Immigrants have long played a critical role in the U.S. economy, filling labor gaps, driving innovation, and exercising consumer spending power. But political debate over their economic contributions has ramped up under the second Trump administration.
Immigration has historically driven U.S. growth and filled labor shortages in various sectors, but it has also remained one of the most politically divisive issues. In the modern era, successive administrations have agreed on the need to reform the asylum system and bolster border security, while differing sharply on how to manage immigration more broadly.
Since returning to office in 2025, President Donald Trump has reversed many of his predecessor’s policies and followed through on a campaign promise to crack down on both legal and unauthorized immigration. This has reignited the debate over the economic role of immigrants in the U.S. labor market.
Do Immigrants Contribute to U.S. Economic Growth?
Immigrants—totaling almost 48 million out of a population of roughly 335 million people—generated about $1.7 trillion in economic activity in 2023, according to an American Immigration Council analysis of the U.S. Census Bureau’s American Community Survey that year. They also paid roughly $652 billion in local, state, and federal taxes.
Undocumented immigrants, meanwhile, held $299 billion in spending power in 2023, and undocumented households had a combined income of nearly $389 billion—paying close to $90 billion in taxes. Still, proponents of immigration restriction have argued that undocumented immigrants in particular are a net drain, especially on state and local budgets, which bear a large portion of the costs such as education and health-care costs for a larger population.
Most economists say that immigration is good for the U.S. economy because it helps grow the size of the labor force, boost tax revenue, and increase consumer demand. There is some debate about the effect of immigration on wages, however. Some researchers, such as Harvard University’s George Borjas, have raised concerns about its negative impact on the low-skilled labor pool.

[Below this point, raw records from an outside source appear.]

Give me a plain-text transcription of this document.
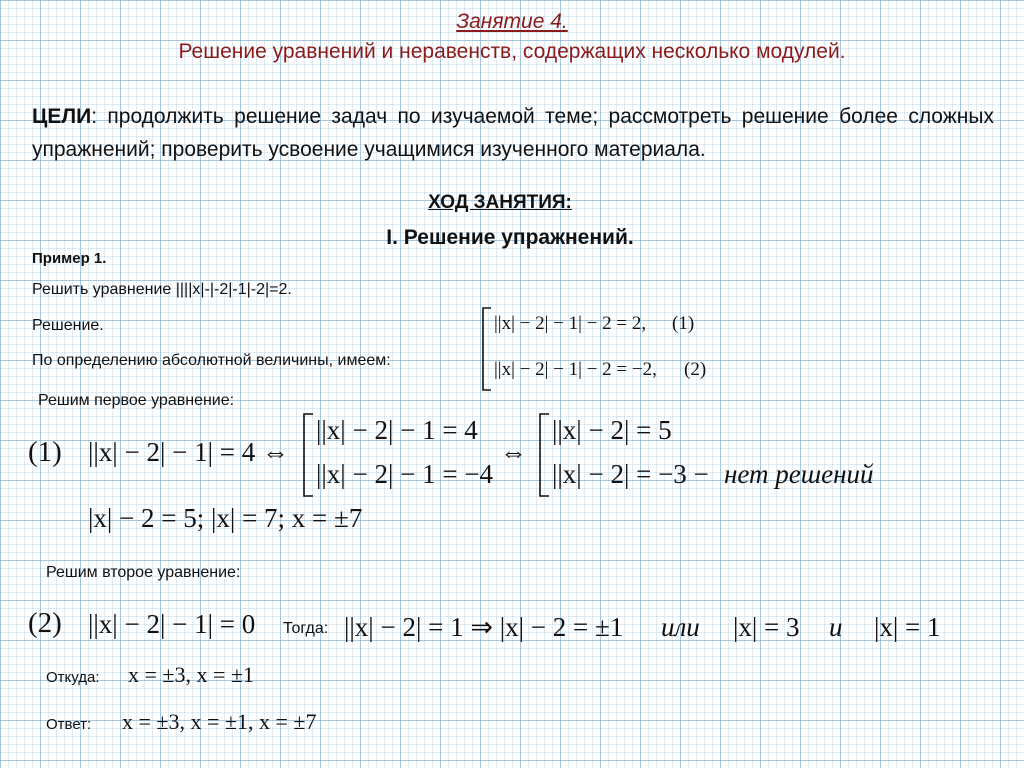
Занятие 4.
Решение уравнений и неравенств, содержащих несколько модулей.
ЦЕЛИ: продолжить решение задач по изучаемой теме; рассмотреть решение более сложных упражнений; проверить усвоение учащимися изученного материала.
ХОД ЗАНЯТИЯ:
I. Решение упражнений.
Пример 1.
Решить уравнение ||||x|-|-2|-1|-2|=2.
Решение.
По определению абсолютной величины, имеем:
||x| − 2| − 1| − 2 = 2, (1)
||x| − 2| − 1| − 2 = −2, (2)
Решим первое уравнение:
(1) ||x| − 2| − 1| = 4 ⇔
||x| − 2| − 1 = 4
||x| − 2| − 1 = −4
⇔
||x| − 2| = 5
||x| − 2| = −3 − нет решений
|x| − 2 = 5; |x| = 7; x = ±7
Решим второе уравнение:
(2) ||x| − 2| − 1| = 0 Тогда: ||x| − 2| = 1 ⇒ |x| − 2 = ±1 или |x| = 3 и |x| = 1
Откуда: x = ±3, x = ±1
Ответ: x = ±3, x = ±1, x = ±7
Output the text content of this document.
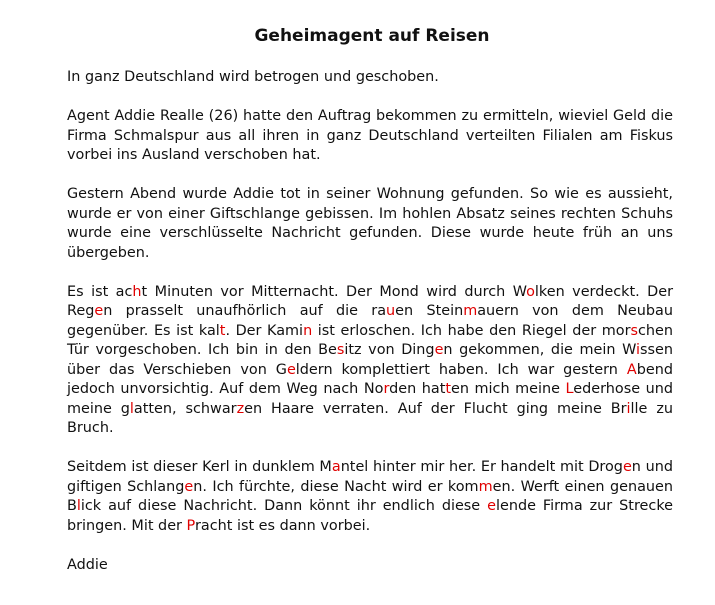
Geheimagent auf Reisen
In ganz Deutschland wird betrogen und geschoben.
Agent Addie Realle (26) hatte den Auftrag bekommen zu ermitteln, wieviel Geld die Firma Schmalspur aus all ihren in ganz Deutschland verteilten Filialen am Fiskus vorbei ins Ausland verschoben hat.
Gestern Abend wurde Addie tot in seiner Wohnung gefunden. So wie es aussieht, wurde er von einer Giftschlange gebissen. Im hohlen Absatz seines rechten Schuhs wurde eine verschlüsselte Nachricht gefunden. Diese wurde heute früh an uns übergeben.
Es ist acht Minuten vor Mitternacht. Der Mond wird durch Wolken verdeckt. Der Regen prasselt unaufhörlich auf die rauen Steinmauern von dem Neubau gegenüber. Es ist kalt. Der Kamin ist erloschen. Ich habe den Riegel der morschen Tür vorgeschoben. Ich bin in den Besitz von Dingen gekommen, die mein Wissen über das Verschieben von Geldern komplettiert haben. Ich war gestern Abend jedoch unvorsichtig. Auf dem Weg nach Norden hatten mich meine Lederhose und meine glatten, schwarzen Haare verraten. Auf der Flucht ging meine Brille zu Bruch.
Seitdem ist dieser Kerl in dunklem Mantel hinter mir her. Er handelt mit Drogen und giftigen Schlangen. Ich fürchte, diese Nacht wird er kommen. Werft einen genauen Blick auf diese Nachricht. Dann könnt ihr endlich diese elende Firma zur Strecke bringen. Mit der Pracht ist es dann vorbei.
Addie
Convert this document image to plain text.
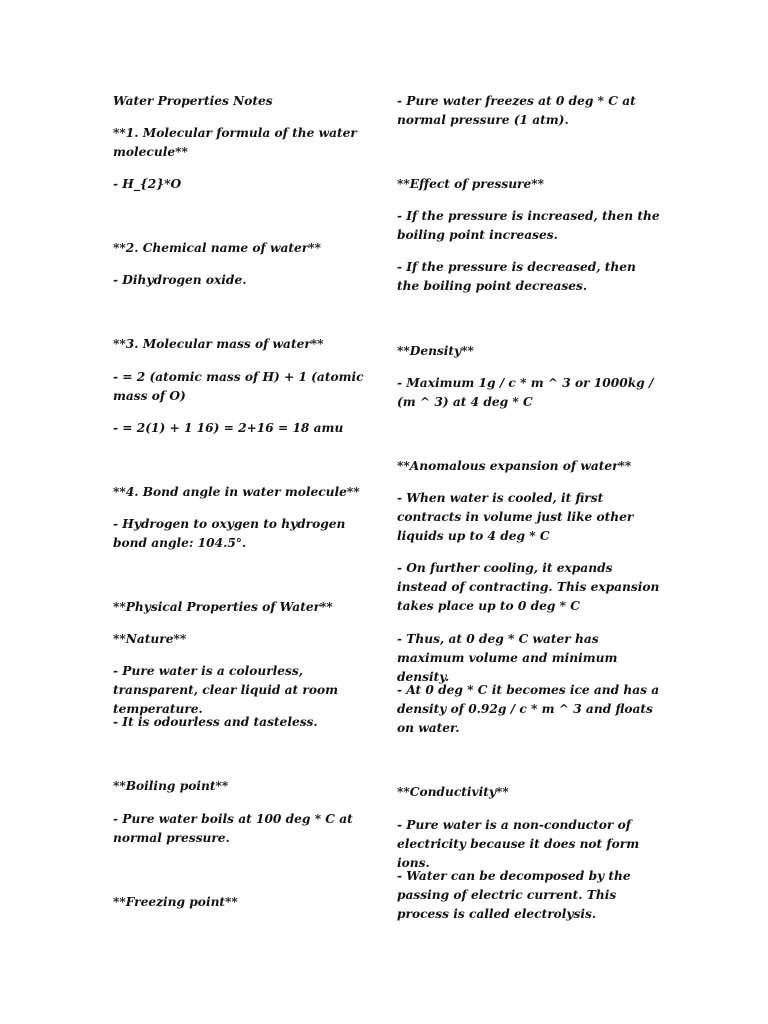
Water Properties Notes
**1. Molecular formula of the water molecule**
- H_{2}*O
**2. Chemical name of water**
- Dihydrogen oxide.
**3. Molecular mass of water**
- = 2 (atomic mass of H) + 1 (atomic mass of O)
- = 2(1) + 1 16) = 2+16 = 18 amu
**4. Bond angle in water molecule**
- Hydrogen to oxygen to hydrogen bond angle: 104.5°.
**Physical Properties of Water**
**Nature**
- Pure water is a colourless, transparent, clear liquid at room temperature.
- It is odourless and tasteless.
**Boiling point**
- Pure water boils at 100 deg * C at normal pressure.
**Freezing point**
- Pure water freezes at 0 deg * C at normal pressure (1 atm).
**Effect of pressure**
- If the pressure is increased, then the boiling point increases.
- If the pressure is decreased, then the boiling point decreases.
**Density**
- Maximum 1g / c * m ^ 3 or 1000kg / (m ^ 3) at 4 deg * C
**Anomalous expansion of water**
- When water is cooled, it first contracts in volume just like other liquids up to 4 deg * C
- On further cooling, it expands instead of contracting. This expansion takes place up to 0 deg * C
- Thus, at 0 deg * C water has maximum volume and minimum density.
- At 0 deg * C it becomes ice and has a density of 0.92g / c * m ^ 3 and floats on water.
**Conductivity**
- Pure water is a non-conductor of electricity because it does not form ions.
- Water can be decomposed by the passing of electric current. This process is called electrolysis.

Others, such as economist Giovanni Peri, have found [PDF] that immigration has only a minimal effect on the wages of U.S.-born workers.
How Many Immigrants Work in the United States?
Nearly thirty-one million immigrants worked in the United States in 2024, accounting for 19.2 percent [PDF] of the U.S. civilian workforce, per the Bureau of Labor Statistics (BLS). The U.S. foreign-born population had a labor force participation rate of nearly 67 percent, compared to roughly 62 percent for the U.S.-born workforce. (The BLS definition of foreign-born includes legally admitted immigrants, refugees, temporary residents, and undocumented immigrants.)